Que va répondre Jésus? «
Celui
qui m'aime sera fidèle à ma parole; mon Père l'aimera, nous viendrons à lui et
nous ferons chez lui notre demeure ».
Voilà la seule manifestation que Dieu fait. Il vient habiter au cœur de
ceux qui croient en lui; il se manifeste au cœur de ceux qui l'aime. Jésus
ne force pas les portes avec éclat. Il ne veut pas faire des prodiges
spectaculaires qui forceraient l'adhésion des foules.

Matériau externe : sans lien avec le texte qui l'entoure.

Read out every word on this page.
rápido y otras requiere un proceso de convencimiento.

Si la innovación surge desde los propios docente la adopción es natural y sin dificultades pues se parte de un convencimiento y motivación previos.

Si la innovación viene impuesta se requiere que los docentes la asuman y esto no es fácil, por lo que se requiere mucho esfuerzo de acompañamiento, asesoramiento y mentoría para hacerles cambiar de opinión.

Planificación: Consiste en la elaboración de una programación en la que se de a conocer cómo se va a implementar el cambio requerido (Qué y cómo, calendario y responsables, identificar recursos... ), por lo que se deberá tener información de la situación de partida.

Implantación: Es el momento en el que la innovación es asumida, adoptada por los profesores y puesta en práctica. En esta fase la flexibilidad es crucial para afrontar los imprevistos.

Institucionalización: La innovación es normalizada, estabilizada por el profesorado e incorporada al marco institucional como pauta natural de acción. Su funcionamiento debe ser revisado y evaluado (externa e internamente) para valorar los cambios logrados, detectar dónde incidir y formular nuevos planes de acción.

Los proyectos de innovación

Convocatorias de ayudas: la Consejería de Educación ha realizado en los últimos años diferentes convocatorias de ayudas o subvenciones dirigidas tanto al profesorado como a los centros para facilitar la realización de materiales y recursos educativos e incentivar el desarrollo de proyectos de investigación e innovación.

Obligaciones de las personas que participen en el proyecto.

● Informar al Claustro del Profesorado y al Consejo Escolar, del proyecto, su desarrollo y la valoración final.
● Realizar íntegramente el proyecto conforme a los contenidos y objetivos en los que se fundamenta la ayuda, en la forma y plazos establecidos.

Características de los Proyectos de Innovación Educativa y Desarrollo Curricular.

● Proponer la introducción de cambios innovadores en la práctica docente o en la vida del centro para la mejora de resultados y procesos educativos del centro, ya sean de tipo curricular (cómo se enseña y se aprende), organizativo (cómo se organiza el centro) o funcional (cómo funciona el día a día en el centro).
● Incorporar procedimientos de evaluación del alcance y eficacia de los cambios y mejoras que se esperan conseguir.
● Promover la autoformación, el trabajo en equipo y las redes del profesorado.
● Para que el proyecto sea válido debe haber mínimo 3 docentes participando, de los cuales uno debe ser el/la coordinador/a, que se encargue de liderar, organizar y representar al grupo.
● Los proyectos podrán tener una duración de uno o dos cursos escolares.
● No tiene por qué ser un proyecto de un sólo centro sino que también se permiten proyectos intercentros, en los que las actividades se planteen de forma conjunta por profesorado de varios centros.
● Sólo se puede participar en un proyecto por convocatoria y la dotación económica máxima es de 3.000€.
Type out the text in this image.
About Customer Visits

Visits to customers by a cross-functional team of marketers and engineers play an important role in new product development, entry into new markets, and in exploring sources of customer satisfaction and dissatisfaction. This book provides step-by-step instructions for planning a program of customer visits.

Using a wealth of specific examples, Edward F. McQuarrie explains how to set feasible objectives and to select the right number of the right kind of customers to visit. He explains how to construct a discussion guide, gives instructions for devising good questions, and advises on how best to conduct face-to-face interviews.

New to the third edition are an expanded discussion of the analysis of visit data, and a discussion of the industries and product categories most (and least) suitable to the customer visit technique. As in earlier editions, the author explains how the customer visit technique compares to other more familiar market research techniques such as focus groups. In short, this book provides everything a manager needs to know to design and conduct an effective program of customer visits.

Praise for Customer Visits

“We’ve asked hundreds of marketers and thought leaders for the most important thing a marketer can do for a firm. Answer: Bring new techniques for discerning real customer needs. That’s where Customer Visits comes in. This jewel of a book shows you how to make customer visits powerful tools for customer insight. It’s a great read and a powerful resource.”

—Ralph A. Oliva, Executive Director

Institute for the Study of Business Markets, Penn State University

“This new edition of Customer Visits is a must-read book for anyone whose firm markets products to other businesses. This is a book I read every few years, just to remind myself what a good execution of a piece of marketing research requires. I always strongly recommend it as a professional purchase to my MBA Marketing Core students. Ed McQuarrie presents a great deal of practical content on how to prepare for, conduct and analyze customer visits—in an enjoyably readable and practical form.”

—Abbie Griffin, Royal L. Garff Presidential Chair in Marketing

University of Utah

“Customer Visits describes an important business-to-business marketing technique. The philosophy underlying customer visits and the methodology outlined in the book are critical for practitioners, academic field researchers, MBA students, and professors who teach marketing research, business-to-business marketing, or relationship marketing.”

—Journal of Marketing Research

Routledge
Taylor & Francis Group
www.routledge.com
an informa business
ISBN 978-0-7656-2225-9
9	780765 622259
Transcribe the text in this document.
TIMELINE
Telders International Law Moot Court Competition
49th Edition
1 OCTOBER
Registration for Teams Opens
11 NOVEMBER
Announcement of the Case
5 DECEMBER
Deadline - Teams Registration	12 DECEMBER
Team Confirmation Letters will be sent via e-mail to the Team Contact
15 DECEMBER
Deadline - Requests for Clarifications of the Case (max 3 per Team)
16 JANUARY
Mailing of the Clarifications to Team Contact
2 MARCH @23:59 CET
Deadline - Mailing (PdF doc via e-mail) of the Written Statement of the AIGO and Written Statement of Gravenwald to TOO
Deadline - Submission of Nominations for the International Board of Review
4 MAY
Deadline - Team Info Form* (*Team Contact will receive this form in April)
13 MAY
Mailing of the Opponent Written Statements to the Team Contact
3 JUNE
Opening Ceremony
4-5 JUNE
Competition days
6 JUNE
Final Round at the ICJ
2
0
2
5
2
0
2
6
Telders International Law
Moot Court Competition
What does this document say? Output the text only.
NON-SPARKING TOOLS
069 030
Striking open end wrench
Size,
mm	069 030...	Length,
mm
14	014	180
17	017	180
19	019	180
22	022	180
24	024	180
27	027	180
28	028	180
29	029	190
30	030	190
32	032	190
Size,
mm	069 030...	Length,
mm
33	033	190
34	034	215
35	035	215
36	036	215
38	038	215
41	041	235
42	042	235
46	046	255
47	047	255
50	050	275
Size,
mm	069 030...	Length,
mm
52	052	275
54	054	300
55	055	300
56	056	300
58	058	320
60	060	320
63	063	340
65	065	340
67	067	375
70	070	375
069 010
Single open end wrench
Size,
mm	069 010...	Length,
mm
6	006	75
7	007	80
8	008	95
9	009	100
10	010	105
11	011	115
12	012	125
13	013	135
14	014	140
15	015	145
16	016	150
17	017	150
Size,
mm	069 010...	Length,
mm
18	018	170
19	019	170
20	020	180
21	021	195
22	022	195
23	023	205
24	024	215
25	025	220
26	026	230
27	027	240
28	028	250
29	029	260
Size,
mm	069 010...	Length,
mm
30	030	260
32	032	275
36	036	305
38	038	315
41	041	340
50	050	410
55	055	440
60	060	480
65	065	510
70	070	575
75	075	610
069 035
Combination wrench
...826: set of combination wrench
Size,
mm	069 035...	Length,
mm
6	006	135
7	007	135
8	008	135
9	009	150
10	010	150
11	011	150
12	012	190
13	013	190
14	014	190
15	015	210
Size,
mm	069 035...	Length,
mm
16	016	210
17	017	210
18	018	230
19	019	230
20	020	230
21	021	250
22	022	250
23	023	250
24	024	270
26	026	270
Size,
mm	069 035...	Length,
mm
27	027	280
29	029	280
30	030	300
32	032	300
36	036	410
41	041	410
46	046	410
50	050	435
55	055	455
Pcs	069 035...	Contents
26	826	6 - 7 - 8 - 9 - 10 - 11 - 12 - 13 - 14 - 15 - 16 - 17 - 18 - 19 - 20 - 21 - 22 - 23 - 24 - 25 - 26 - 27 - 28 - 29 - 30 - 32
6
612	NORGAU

Il veut habiter chez ceux qui par amour lui ouvre leur porte. Il
voudrait bien se manifester à tous, mais il respecte la liberté de chacun:
l'amour ne se force pas. Et il nous charge, à nous chrétiens, de servir
d'intermédiaires.
C'est la qualité de
notre amour pour lui qui devrait le révéler, le manifester à tous ceux qui
l'ignorent.
La demeure de Dieu, ce n'est
pas surtout un temple de pierres; c'est vous, c'est moi, si nous sommes fidèles
à la parole de Jésus. L'oraison, la prière, c'est
écouter ce Dieu présent en moi, et lui répondre. Pas besoin de le chercher
loin, il est là !
1- Prêtre,
fondateur Homélie du 26/03/1967 in Es Cristo que pasa (trad. Quand
le Christ passe, Le Laurier 1989, p. 192)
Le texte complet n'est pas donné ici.